Cutting off the benefits had minimal, if any, impact on pushing people back to work, experts said. But it did force the jobless to cut back their spending, which likely hurt local economies.
Historic expansion
Lawmakers also created two other measures to aid the jobless that are set to end later this week. The Pandemic Unemployment Assistance program provides payments for freelancers, the self-employed, independent contractors and certain people affected by the pandemic, while the Pandemic Emergency Unemployment Compensation program extends payments for those who’ve exhausted their regular state benefits.
Losing benefits
More than 2 million laid-off Americans stopped receiving unemployment benefits and another 1 million-plus people saw their weekly payments shrink by $300 in the states that ended the programs in June.
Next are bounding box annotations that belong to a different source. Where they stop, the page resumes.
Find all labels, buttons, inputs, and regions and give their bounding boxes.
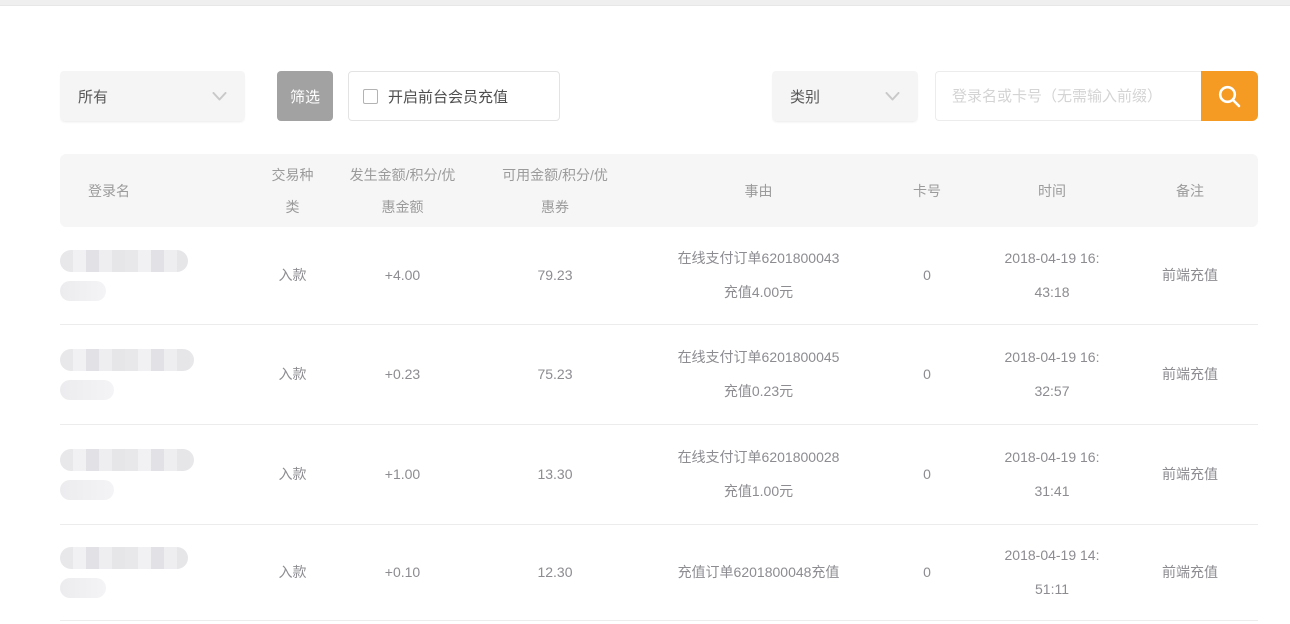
chevron-down-icon bbox=[885, 92, 900, 101]
reason-line: 充值0.23元 bbox=[645, 374, 872, 408]
amount-cell: +1.00 bbox=[340, 424, 465, 524]
col-header-amount: 发生金额/积分/优惠金额 bbox=[340, 154, 465, 227]
search-button[interactable] bbox=[1201, 71, 1258, 121]
reason-line: 在线支付订单6201800028 bbox=[645, 440, 872, 474]
amount-cell: +0.10 bbox=[340, 524, 465, 620]
reason-cell: 在线支付订单6201800043 充值4.00元 bbox=[645, 227, 872, 324]
magnifier-icon bbox=[1216, 83, 1243, 110]
masked-login-line bbox=[60, 480, 114, 500]
login-cell-masked bbox=[60, 324, 245, 424]
recharge-records-table: 登录名 交易种类 发生金额/积分/优惠金额 可用金额/积分/优惠券 事由 卡号 … bbox=[60, 154, 1258, 621]
time-cell: 2018-04-19 16: 32:57 bbox=[982, 324, 1122, 424]
time-line: 31:41 bbox=[982, 474, 1122, 508]
col-header-available: 可用金额/积分/优惠券 bbox=[465, 154, 645, 227]
amount-cell: +4.00 bbox=[340, 227, 465, 324]
reason-line: 充值1.00元 bbox=[645, 474, 872, 508]
time-cell: 2018-04-19 16: 31:41 bbox=[982, 424, 1122, 524]
checkbox-label: 开启前台会员充值 bbox=[388, 86, 508, 107]
login-cell-masked bbox=[60, 524, 245, 620]
table-header: 登录名 交易种类 发生金额/积分/优惠金额 可用金额/积分/优惠券 事由 卡号 … bbox=[60, 154, 1258, 227]
card-cell: 0 bbox=[872, 524, 982, 620]
available-cell: 79.23 bbox=[465, 227, 645, 324]
table-row: 入款 +0.23 75.23 在线支付订单6201800045 充值0.23元 … bbox=[60, 324, 1258, 424]
reason-line: 在线支付订单6201800045 bbox=[645, 340, 872, 374]
time-line: 2018-04-19 16: bbox=[982, 440, 1122, 474]
reason-cell: 在线支付订单6201800028 充值1.00元 bbox=[645, 424, 872, 524]
type-cell: 入款 bbox=[245, 227, 340, 324]
masked-login-line bbox=[60, 547, 188, 569]
card-cell: 0 bbox=[872, 424, 982, 524]
masked-login-line bbox=[60, 250, 188, 272]
reason-cell: 在线支付订单6201800045 充值0.23元 bbox=[645, 324, 872, 424]
scope-select-value: 所有 bbox=[78, 86, 108, 107]
search-bar bbox=[935, 71, 1258, 121]
login-cell-masked bbox=[60, 424, 245, 524]
top-strip bbox=[0, 0, 1290, 6]
type-cell: 入款 bbox=[245, 524, 340, 620]
remark-cell: 前端充值 bbox=[1122, 324, 1258, 424]
available-cell: 13.30 bbox=[465, 424, 645, 524]
category-select[interactable]: 类别 bbox=[772, 71, 918, 121]
scope-select[interactable]: 所有 bbox=[60, 71, 245, 121]
reason-line: 在线支付订单6201800043 bbox=[645, 241, 872, 275]
masked-login-line bbox=[60, 281, 106, 301]
remark-cell: 前端充值 bbox=[1122, 227, 1258, 324]
member-recharge-records-panel: 所有 筛选 开启前台会员充值 类别 bbox=[60, 71, 1258, 621]
masked-login-line bbox=[60, 349, 194, 371]
time-line: 2018-04-19 16: bbox=[982, 241, 1122, 275]
login-cell-masked bbox=[60, 227, 245, 324]
table-row: 入款 +0.10 12.30 充值订单6201800048充值 0 2018-0… bbox=[60, 524, 1258, 620]
remark-cell: 前端充值 bbox=[1122, 524, 1258, 620]
card-cell: 0 bbox=[872, 324, 982, 424]
remark-cell: 前端充值 bbox=[1122, 424, 1258, 524]
amount-cell: +0.23 bbox=[340, 324, 465, 424]
col-header-login: 登录名 bbox=[60, 154, 245, 227]
reason-line: 充值订单6201800048充值 bbox=[645, 555, 872, 589]
checkbox-unchecked-icon[interactable] bbox=[363, 89, 378, 104]
type-cell: 入款 bbox=[245, 424, 340, 524]
category-select-value: 类别 bbox=[790, 86, 820, 107]
table-row: 入款 +4.00 79.23 在线支付订单6201800043 充值4.00元 … bbox=[60, 227, 1258, 324]
col-header-reason: 事由 bbox=[645, 154, 872, 227]
time-cell: 2018-04-19 14: 51:11 bbox=[982, 524, 1122, 620]
available-cell: 12.30 bbox=[465, 524, 645, 620]
chevron-down-icon bbox=[212, 92, 227, 101]
available-cell: 75.23 bbox=[465, 324, 645, 424]
front-recharge-checkbox[interactable]: 开启前台会员充值 bbox=[348, 71, 560, 121]
time-line: 32:57 bbox=[982, 374, 1122, 408]
col-header-type: 交易种类 bbox=[245, 154, 340, 227]
time-line: 2018-04-19 14: bbox=[982, 538, 1122, 572]
masked-login-line bbox=[60, 449, 194, 471]
masked-login-line bbox=[60, 380, 114, 400]
time-line: 43:18 bbox=[982, 275, 1122, 309]
time-line: 2018-04-19 16: bbox=[982, 340, 1122, 374]
toolbar: 所有 筛选 开启前台会员充值 类别 bbox=[60, 71, 1258, 121]
card-cell: 0 bbox=[872, 227, 982, 324]
search-input[interactable] bbox=[935, 71, 1201, 121]
col-header-time: 时间 bbox=[982, 154, 1122, 227]
time-cell: 2018-04-19 16: 43:18 bbox=[982, 227, 1122, 324]
col-header-card: 卡号 bbox=[872, 154, 982, 227]
type-cell: 入款 bbox=[245, 324, 340, 424]
masked-login-line bbox=[60, 578, 106, 598]
filter-button[interactable]: 筛选 bbox=[277, 71, 333, 121]
time-line: 51:11 bbox=[982, 572, 1122, 606]
reason-line: 充值4.00元 bbox=[645, 275, 872, 309]
table-row: 入款 +1.00 13.30 在线支付订单6201800028 充值1.00元 … bbox=[60, 424, 1258, 524]
reason-cell: 充值订单6201800048充值 bbox=[645, 524, 872, 620]
col-header-remark: 备注 bbox=[1122, 154, 1258, 227]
Stepner worked with a team of researchers from Columbia University, Harvard University and the University of Massachusetts at Amherst. Using data from Earnin, a financial services company, they examined anonymous banking records of more than 18,000 low-income workers who were receiving unemployment benefits in late April.
He expects a similar outcome after payments end nationwide.
“It’s a question of magnitude,” he said. “Will we see a boost in employment? Yes. Will that boost in employment be large? No, it was not large when these initial sets of states withdrew their benefits.”
Another analysis by Jed Kolko, chief economist at job site Indeed, found that while employment grew between May and July in the states that terminated benefits early, it also rebounded in states that continued the payments.
So employers may have to temper their expectations.
“We might not see much of an effect on job growth because we have seen similar job growth since May in both types of states,” said Kolko, who looked at federal data.
Another complication is that many of the people who have been helped by the pandemic programs may face higher hurdles finding new jobs.
For instance, those in the Pandemic Emergency Unemployment Compensation program typically have been out of work for more than six months, and the long-term unemployed often have more trouble landing new positions than those laid off more recently, said Fiona Greig, co-president of the JPMorgan Chase Institute, which has published several studies on unemployment benefits since the start of the pandemic.
Similarly, those enrolled in the Pandemic Unemployment Assistance program tend to be younger, lower income and more marginally attached to the labor force, and therefore may not be able to return to work as quickly, she said.
Businesses having trouble hiring
“Ending the enhanced benefits will be an inducement for some people who have been reluctant to return to the workforce to return,” said Neil Bradley, the chamber’s chief policy officer.
However, other factors are also contributing to the labor shortage, he said. Roughly a quarter of respondents said that Covid-19 concerns, child care and other family needs and a lack of available jobs in sectors that are still suffering were each reasons why unemployed Americans were not looking for work.
A decrease in spending
While the early termination of benefits may not have had much influence on job growth, it likely had a bigger impact on spending.
The jobless cut their spending by $145 a week, or 20%, after their payments were terminated early, Stepner found.
That has big implications for local economies, which were propped up by the pandemic compensation and other relief measures Congress enacted. The states that ended the programs early gave up $4 billion in federal benefits as of early August, which prompted spending to fall by $2 billion, he said.
“That’s money that would have been flowing to local businesses, who may turn around and hire workers,” Stepner said, noting that earnings only rose by $270 million.